ナレ「みんなが稽古を終えて部室に戻ってきた」


「あ~なんかお腹空いたな」と康太。


「稽古後は小腹空きますよね」とさおり。


「それわかる」と信也。


「私もわかります」とまひな。


「あんパンとか食べたくなるね」と黒逸。


「来た。来ましたよ、みなさん。誰かが自分のあんパンがないって言うはずです」と杏奈。


(あめ)ならあるよ」とまひな。


「もらおうかな。ないよりましだ」と康太。


「私にも下さい」とさおり。


「なんで誰もあんパンにふれないんだ。こうなったら、あの~さっきテーブルの上にあんパンをみたような」と杏奈


「そういや見たな」と康太。


「いいですよね。あんパン。疲れた時は糖分が欲しくなります」とさおり。


「あんパンが生まれたの明治時代って知ってた?」と信也。


「まじかすげー」と黒逸。


「みなさんは粒あん派?こしあん派?」とさおり。


「粒に決まっているでしょ。食感がいいんじゃん」と康太。


「こしあんの滑らかな上品さがいいのです」と信也。


「しろあん派って少数派なんだ」まひな。


「しろあんもいいじゃん」と黒逸。


「なんであんこの話になっているの。誰かの分がなくなったのよ。なんで誰もそこを言わないの?」と杏奈。

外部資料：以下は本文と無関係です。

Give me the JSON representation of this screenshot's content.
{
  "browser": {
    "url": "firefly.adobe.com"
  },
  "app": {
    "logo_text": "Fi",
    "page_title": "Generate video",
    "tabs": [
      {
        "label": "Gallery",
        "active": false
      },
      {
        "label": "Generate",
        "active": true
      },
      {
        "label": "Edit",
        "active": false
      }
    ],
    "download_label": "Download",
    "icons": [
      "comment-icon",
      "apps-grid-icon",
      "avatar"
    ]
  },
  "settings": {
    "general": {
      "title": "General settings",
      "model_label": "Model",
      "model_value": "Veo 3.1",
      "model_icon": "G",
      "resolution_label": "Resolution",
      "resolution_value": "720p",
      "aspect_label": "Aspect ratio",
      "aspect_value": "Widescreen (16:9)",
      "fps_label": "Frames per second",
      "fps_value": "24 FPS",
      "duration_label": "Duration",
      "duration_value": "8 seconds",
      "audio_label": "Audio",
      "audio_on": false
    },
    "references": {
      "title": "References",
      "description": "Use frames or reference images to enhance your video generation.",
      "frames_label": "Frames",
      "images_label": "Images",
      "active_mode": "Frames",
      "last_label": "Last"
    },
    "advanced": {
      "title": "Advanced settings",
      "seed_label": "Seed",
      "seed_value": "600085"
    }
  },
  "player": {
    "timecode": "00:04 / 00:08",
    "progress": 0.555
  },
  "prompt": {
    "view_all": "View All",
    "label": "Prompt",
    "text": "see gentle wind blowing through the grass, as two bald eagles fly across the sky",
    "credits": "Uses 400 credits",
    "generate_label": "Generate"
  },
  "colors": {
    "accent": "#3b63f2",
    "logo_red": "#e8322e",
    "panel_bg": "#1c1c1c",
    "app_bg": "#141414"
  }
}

ナレ「それからもあんこの話は続いた。ちなみに僕はあんドーナツ派です」


客席から笑い声がする。


「じゃあそろそろ今日の稽古の反省会でもしようか」と康太。


「そうだね。今日は噛みまくりだったよ。やっぱ俺役者向いていないんじゃ」と黒逸。


「私はちょっとアピール不足かも」とまひな。


「みんな待って。あんパンからどんどん離れていく。もう我慢できない。あの!」と杏奈


「どうした?」康太。


「犯人は私です」


「なんの話だ?」と黒逸。


「そこにあったあんパンを食べたのは」と杏奈。


ナレ「みんなの視線が杏奈に集まった」


「杏奈、あれ1人1個食べて良かったんだよ」とまひな。


ナレ「ちなみに、あんパンは人数分用意されていました」


「ええ~。なんだったの私の罪悪感返して~」と杏奈。


ナレ「こうして事件は解決……していません。僕、あんパン食べていません。誰だ僕の分を食べたのは!」


「おしまい」とまひな。


会場から拍手とどよめきが起こる。


「面白かったね」


「2段落ちかよ」


「ナレーションさんかわいそう」


と言った声が聞こえる。


京志郎はこの反応を見てやったと思った。


初のオリジナルで良い反応だったからだ。


ナレ「出演は経徳寺高校演劇部でした」


みんなでお辞儀をして幕が閉じた。


こうして文化祭の公演が終わったのである。